What would happen to the lifestyle of your family if something happened to you?
There are two basic types of Life Insurance which protects your family from a sudden and devastating life change in the case of your death.
If you are the primary or sole income provider for your family, that income can also come to a sudden halt if you are temporarily or permanently disabled. To put it simply, there are two types of Disability Insurance available…short-term disability, and long-term disability. Most people have a combination of the two.
Term Life Insurance
Term Life Insurance is much less expensive, but it simply provides benefits for a term period…usually 10, 20, or 30 years. You pay your premiums, and benefits go to the beneficiary in the case of your death. It’s less expensive, but at the end of the term, the insurance ends, and you have to re-apply. As you age, the premium increases, so it can be much more expensive to insure for another term.
Permanent Life Insurance
Permanent Life Insurance is more expensive, but there are MANY advantages. You can take loans out of the earned equity, use part of the money, and have it build interest. If put together properly and to your desire, you can retire with an amount many times of the total premiums that you have paid over the years. You can even fund an annuity with the earned premium. There are so many advantages, that I would love to sit down with you and discuss it.

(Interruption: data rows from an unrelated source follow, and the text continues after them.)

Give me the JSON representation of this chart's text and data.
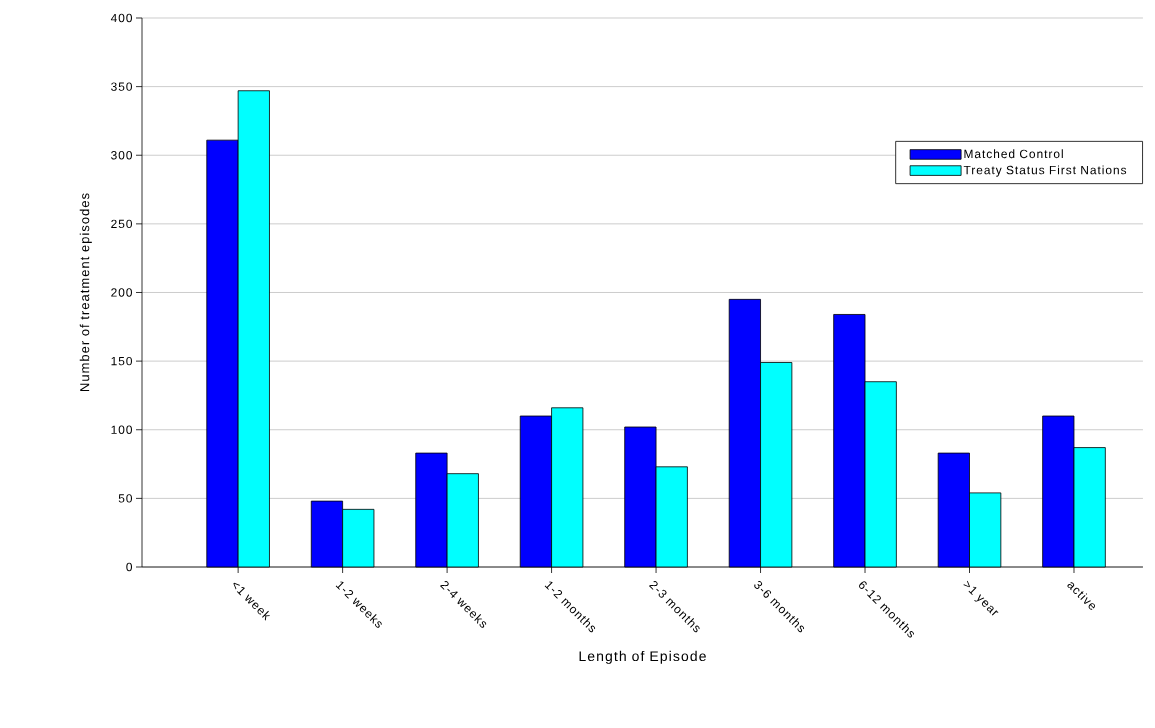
{
  "chart_data": {
    "type": "bar",
    "xlabel": "Length of Episode",
    "ylabel": "Number of treatment episodes",
    "categories": [
      "<1 week",
      "1-2 weeks",
      "2-4 weeks",
      "1-2 months",
      "2-3 months",
      "3-6 months",
      "6-12 months",
      ">1 year",
      "active"
    ],
    "series": [
      {
        "name": "Matched Control",
        "color": "#0000ff",
        "values": [
          311,
          48,
          83,
          110,
          102,
          195,
          184,
          83,
          110
        ]
      },
      {
        "name": "Treaty Status First Nations",
        "color": "#00ffff",
        "values": [
          347,
          42,
          68,
          116,
          73,
          149,
          135,
          54,
          87
        ]
      }
    ],
    "ylim": [
      0,
      400
    ],
    "yticks": [
      0,
      50,
      100,
      150,
      200,
      250,
      300,
      350,
      400
    ],
    "grid": "y",
    "legend": "top right"
  }
}
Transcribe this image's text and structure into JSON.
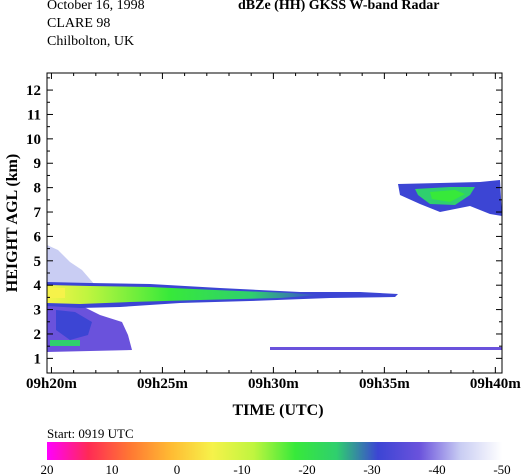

If you are temporarily disabled and unable to perform your usual work, such as having a broken arm and working doing construction, short-term kicks in immediately or with a short waiting period so that you have income until you can return to work.
If you are permanently disabled and have this insurance, there is a longer waiting period before you receive the income from insurance, but the income is sustained for a longer period, or for the remainder of your life.